Within a scientific article, scientists present their research questions, the methods by which the question was approached, and the results they achieved using those methods. They present their analysis of the data and describe some of the interpretations and implications of their work. They must undergo a professional publishing review, in which other scientists (the professional peers of the authors) evaluate the quality and merit of research before recommending whether or not it should be published. This is a much lengthier and more rigorous publishing and distribution process in the STM publishing industry than the editing and fact-checking that goes on at news organizations.
The reason for this thorough evaluation by peers is that a scientific article is more than a snapshot of what is going on at a certain time in a scientist’s research. When published, each article expands the library of scientific literature available to all scientists and contributes to the overall knowledge base of the discipline of science.
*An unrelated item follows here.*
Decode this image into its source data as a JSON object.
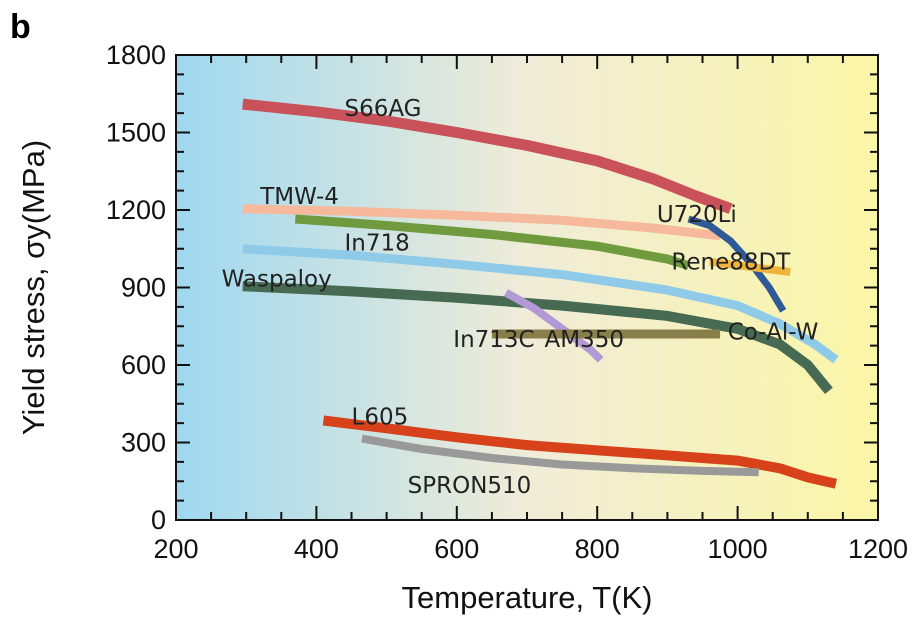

The way to make money from a scientific journal publishing looks very similar, except that scientific publishers manage to drop most of the actual costs. Scientists create work under their own direction – funded largely by governments – and give it to STM publishers for free; the publisher pays scientific editors who judge whether the work is worth publishing and check its grammar, but the bulk of the editorial burden – checking the scientific validity and evaluating the experiments, a process known as peer review – is done by working scientists on a volunteer basis. The publishers then sell the product back to government-funded institutional and university libraries, to be read by scientists – who, in a collective sense, created the product in the first place.
According to critics, the journal system actually holds back scientific progress. In order to make money, a traditional publisher – say, a magazine – first has to cover a multitude of costs: it pays writers for the articles; it employs editors to commission, shape and check the articles; and it pays to distribute the finished product to subscribers and retailers. All of this is expensive, and successful magazines typically make profits of around 12-15%.
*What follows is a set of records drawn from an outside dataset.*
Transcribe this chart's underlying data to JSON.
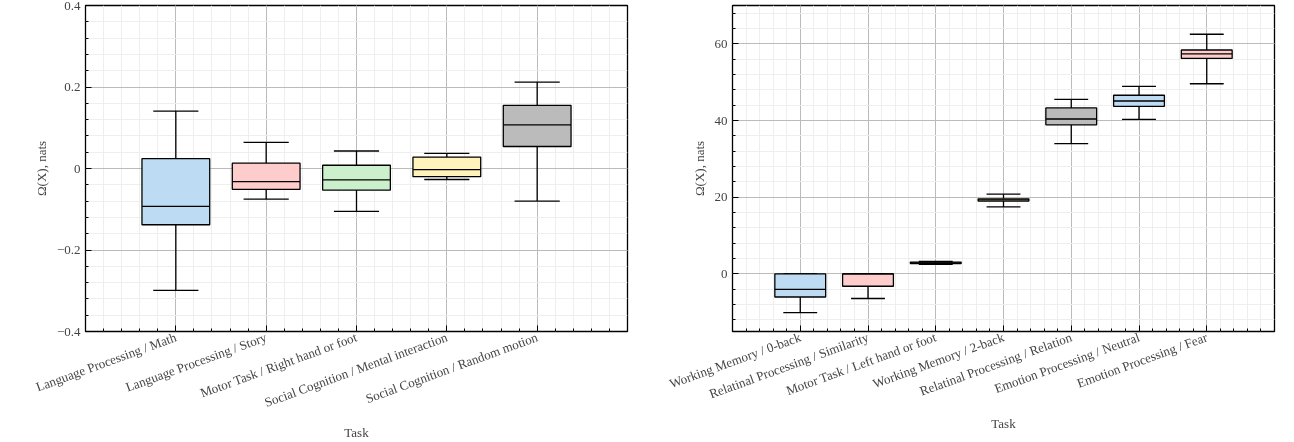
{
  "chart_data": [
    {
      "type": "box",
      "xlabel": "Task",
      "ylabel": "Ω(X), nats",
      "grid": true,
      "categories": [
        "Language Processing / Math",
        "Language Processing / Story",
        "Motor Task / Right hand or foot",
        "Social Cognition / Mental interaction",
        "Social Cognition / Random motion"
      ],
      "colors": [
        "#bddcf3",
        "#ffcccc",
        "#ccf0cc",
        "#fff3bb",
        "#bbbbbb"
      ],
      "boxes": [
        {
          "low": -0.299,
          "q1": -0.138,
          "median": -0.093,
          "q3": 0.024,
          "high": 0.141
        },
        {
          "low": -0.075,
          "q1": -0.051,
          "median": -0.032,
          "q3": 0.013,
          "high": 0.064
        },
        {
          "low": -0.105,
          "q1": -0.053,
          "median": -0.028,
          "q3": 0.008,
          "high": 0.043
        },
        {
          "low": -0.027,
          "q1": -0.02,
          "median": -0.003,
          "q3": 0.028,
          "high": 0.037
        },
        {
          "low": -0.08,
          "q1": 0.054,
          "median": 0.107,
          "q3": 0.155,
          "high": 0.212
        }
      ],
      "ylim": [
        -0.4,
        0.4
      ],
      "yticks": [
        -0.4,
        -0.2,
        0,
        0.2,
        0.4
      ]
    },
    {
      "type": "box",
      "xlabel": "Task",
      "ylabel": "Ω(X), nats",
      "grid": true,
      "categories": [
        "Working Memory / 0-back",
        "Relatinal Processing / Similarity",
        "Motor Task / Left hand or foot",
        "Working Memory / 2-back",
        "Relatinal Processing / Relation",
        "Emotion Processing / Neutral",
        "Emotion Processing / Fear"
      ],
      "colors": [
        "#bddcf3",
        "#ffcccc",
        "#ccf0cc",
        "#fff3bb",
        "#bbbbbb",
        "#bddcf3",
        "#ffcccc"
      ],
      "boxes": [
        {
          "low": -10.1,
          "q1": -6.0,
          "median": -4.0,
          "q3": 0,
          "high": 0
        },
        {
          "low": -6.4,
          "q1": -3.2,
          "median": 0,
          "q3": 0,
          "high": 0
        },
        {
          "low": 2.5,
          "q1": 2.7,
          "median": 2.9,
          "q3": 3.1,
          "high": 3.3
        },
        {
          "low": 17.5,
          "q1": 19.0,
          "median": 19.3,
          "q3": 19.6,
          "high": 20.8
        },
        {
          "low": 34.0,
          "q1": 38.9,
          "median": 40.4,
          "q3": 43.3,
          "high": 45.5
        },
        {
          "low": 40.3,
          "q1": 43.7,
          "median": 45.1,
          "q3": 46.6,
          "high": 48.9
        },
        {
          "low": 49.6,
          "q1": 56.2,
          "median": 57.4,
          "q3": 58.4,
          "high": 62.5
        }
      ],
      "ylim": [
        -15,
        70
      ],
      "yticks": [
        0,
        20,
        40,
        60
      ]
    }
  ]
}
Many scientists also believe that the publishing trends exerts too much influence over what scientists choose to study, which is ultimately bad for science itself. Journals prize new and spectacular results – after all, they are in the business of selling subscriptions – and scientists, knowing exactly what kind of work gets published, align their submissions accordingly.
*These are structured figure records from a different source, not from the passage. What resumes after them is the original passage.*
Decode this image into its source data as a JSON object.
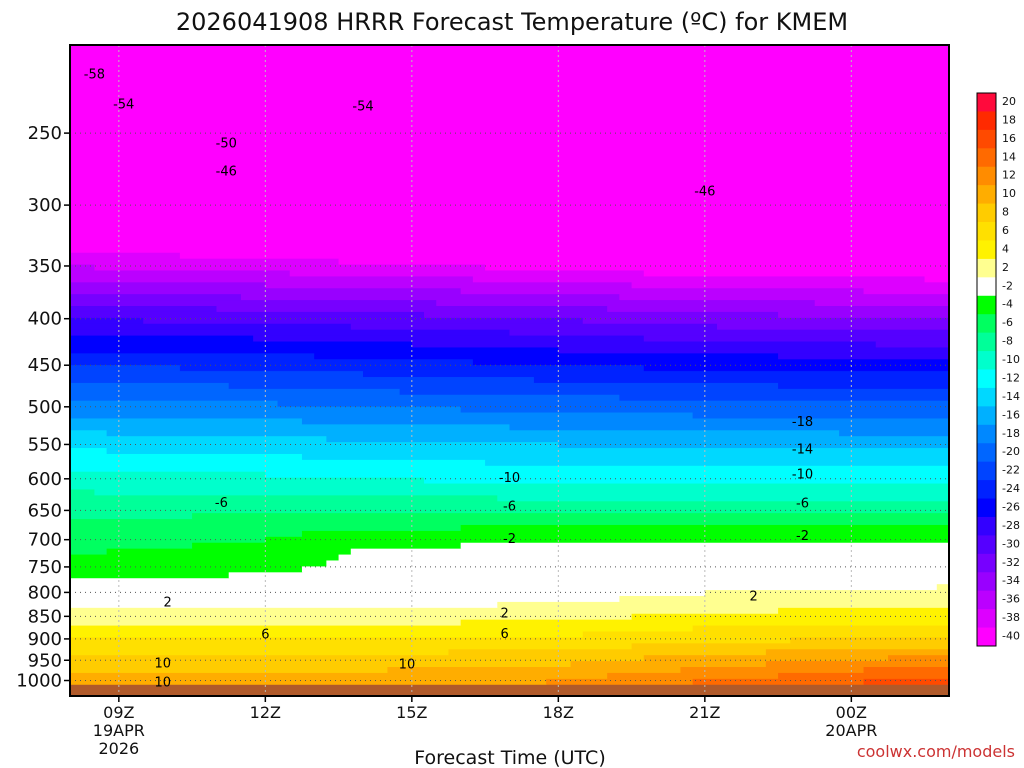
{
  "chart_data": {
    "type": "heatmap",
    "title": "2026041908 HRRR Forecast Temperature (ºC) for KMEM",
    "xlabel": "Forecast Time (UTC)",
    "credit": "coolwx.com/models",
    "x_range_hours_utc": [
      8,
      26
    ],
    "y_range_hpa": [
      1040,
      200
    ],
    "y_scale": "log-pressure (inverted)",
    "y_ticks": [
      "250",
      "300",
      "350",
      "400",
      "450",
      "500",
      "550",
      "600",
      "650",
      "700",
      "750",
      "800",
      "850",
      "900",
      "950",
      "1000"
    ],
    "x_ticks": [
      {
        "hour": 9,
        "line1": "09Z",
        "line2": "19APR",
        "line3": "2026"
      },
      {
        "hour": 12,
        "line1": "12Z",
        "line2": "",
        "line3": ""
      },
      {
        "hour": 15,
        "line1": "15Z",
        "line2": "",
        "line3": ""
      },
      {
        "hour": 18,
        "line1": "18Z",
        "line2": "",
        "line3": ""
      },
      {
        "hour": 21,
        "line1": "21Z",
        "line2": "",
        "line3": ""
      },
      {
        "hour": 24,
        "line1": "00Z",
        "line2": "20APR",
        "line3": ""
      }
    ],
    "colorbar_labels": [
      "20",
      "18",
      "16",
      "14",
      "12",
      "10",
      "8",
      "6",
      "4",
      "2",
      "-2",
      "-4",
      "-6",
      "-8",
      "-10",
      "-12",
      "-14",
      "-16",
      "-18",
      "-20",
      "-22",
      "-24",
      "-26",
      "-28",
      "-30",
      "-32",
      "-34",
      "-36",
      "-38",
      "-40"
    ],
    "colorbar_colors": [
      "#ff0a3c",
      "#ff2a00",
      "#ff4a00",
      "#ff6a00",
      "#ff8c00",
      "#ffad00",
      "#ffcc00",
      "#ffe000",
      "#fff200",
      "#ffff90",
      "#ffffff",
      "#00ff00",
      "#00ff60",
      "#00ff99",
      "#00ffcc",
      "#00ffff",
      "#00d8ff",
      "#00b0ff",
      "#0088ff",
      "#0066ff",
      "#0044ff",
      "#0022ff",
      "#0000ff",
      "#3300ff",
      "#5500ff",
      "#7700ff",
      "#9900ff",
      "#bb00ff",
      "#dd00ff",
      "#ff00ff"
    ],
    "temperature_profiles": [
      {
        "hour": 8,
        "levels_hpa": [
          1040,
          1000,
          950,
          900,
          850,
          800,
          750,
          700,
          650,
          600,
          550,
          500,
          450,
          400,
          350,
          300,
          250,
          200
        ],
        "temps_c": [
          13,
          11,
          9,
          6,
          3,
          0.5,
          -3.5,
          -4.5,
          -6.5,
          -9,
          -12.5,
          -17,
          -22,
          -28,
          -36,
          -44,
          -52,
          -58
        ]
      },
      {
        "hour": 12,
        "levels_hpa": [
          1040,
          1000,
          950,
          900,
          850,
          800,
          750,
          700,
          650,
          600,
          550,
          500,
          450,
          400,
          350,
          300,
          250,
          200
        ],
        "temps_c": [
          13,
          11,
          9,
          6,
          3,
          0.5,
          -3,
          -4,
          -6.3,
          -9.5,
          -13,
          -17.5,
          -22.5,
          -28.5,
          -37,
          -45,
          -52,
          -57
        ]
      },
      {
        "hour": 14,
        "levels_hpa": [
          1040,
          1000,
          950,
          900,
          850,
          800,
          750,
          700,
          650,
          600,
          550,
          500,
          450,
          400,
          350,
          300,
          250,
          200
        ],
        "temps_c": [
          13,
          11,
          9,
          6,
          3,
          0,
          -1,
          -2.5,
          -6.3,
          -10,
          -13.5,
          -18,
          -23,
          -29,
          -37.5,
          -45.5,
          -53,
          -57
        ]
      },
      {
        "hour": 18,
        "levels_hpa": [
          1040,
          1000,
          950,
          900,
          850,
          800,
          750,
          700,
          650,
          600,
          550,
          500,
          450,
          400,
          350,
          300,
          250,
          200
        ],
        "temps_c": [
          14,
          12,
          9.5,
          6.5,
          3.5,
          1,
          -1,
          -2,
          -6.5,
          -10.5,
          -14,
          -18.5,
          -24,
          -30,
          -38.5,
          -46.5,
          -54,
          -56
        ]
      },
      {
        "hour": 21,
        "levels_hpa": [
          1040,
          1000,
          950,
          900,
          850,
          800,
          750,
          700,
          650,
          600,
          550,
          500,
          450,
          400,
          350,
          300,
          250,
          200
        ],
        "temps_c": [
          16,
          14,
          11,
          7.5,
          4.5,
          2,
          -0.5,
          -2,
          -6.5,
          -10.5,
          -14.5,
          -19,
          -24.5,
          -31,
          -39.5,
          -47,
          -55,
          -55
        ]
      },
      {
        "hour": 26,
        "levels_hpa": [
          1040,
          1000,
          950,
          900,
          850,
          800,
          750,
          700,
          650,
          600,
          550,
          500,
          450,
          400,
          350,
          300,
          250,
          200
        ],
        "temps_c": [
          19,
          17,
          13,
          8.5,
          5,
          2.5,
          0.5,
          -2,
          -6.5,
          -10.5,
          -14.5,
          -19.5,
          -25,
          -32,
          -40,
          -47.5,
          -55,
          -55
        ]
      }
    ],
    "contour_labels": [
      {
        "text": "-58",
        "hour": 8.5,
        "hpa": 215
      },
      {
        "text": "-54",
        "hour": 9.1,
        "hpa": 232
      },
      {
        "text": "-54",
        "hour": 14.0,
        "hpa": 233
      },
      {
        "text": "-50",
        "hour": 11.2,
        "hpa": 256
      },
      {
        "text": "-46",
        "hour": 11.2,
        "hpa": 275
      },
      {
        "text": "-46",
        "hour": 21.0,
        "hpa": 289
      },
      {
        "text": "-18",
        "hour": 23.0,
        "hpa": 518
      },
      {
        "text": "-14",
        "hour": 23.0,
        "hpa": 556
      },
      {
        "text": "-10",
        "hour": 17.0,
        "hpa": 597
      },
      {
        "text": "-10",
        "hour": 23.0,
        "hpa": 592
      },
      {
        "text": "-6",
        "hour": 11.1,
        "hpa": 636
      },
      {
        "text": "-6",
        "hour": 17.0,
        "hpa": 642
      },
      {
        "text": "-6",
        "hour": 23.0,
        "hpa": 637
      },
      {
        "text": "-2",
        "hour": 17.0,
        "hpa": 697
      },
      {
        "text": "-2",
        "hour": 23.0,
        "hpa": 692
      },
      {
        "text": "2",
        "hour": 10.0,
        "hpa": 819
      },
      {
        "text": "2",
        "hour": 16.9,
        "hpa": 842
      },
      {
        "text": "2",
        "hour": 22.0,
        "hpa": 806
      },
      {
        "text": "6",
        "hour": 12.0,
        "hpa": 888
      },
      {
        "text": "6",
        "hour": 16.9,
        "hpa": 887
      },
      {
        "text": "10",
        "hour": 9.9,
        "hpa": 956
      },
      {
        "text": "10",
        "hour": 14.9,
        "hpa": 958
      },
      {
        "text": "10",
        "hour": 9.9,
        "hpa": 1002
      }
    ]
  }
}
All STM/Scholarly journals play a critical role in the advancement of science and distribution of information. Despite the narrow audience, scientific publishing is a remarkably big business. With total global revenues of more than £19bn, it weighs in somewhere between the recording and the film industries in size, but it is far more profitable. Sensible reforms could change this system, ensuring that researchers’ results are made public more quickly and without any compromise on quality.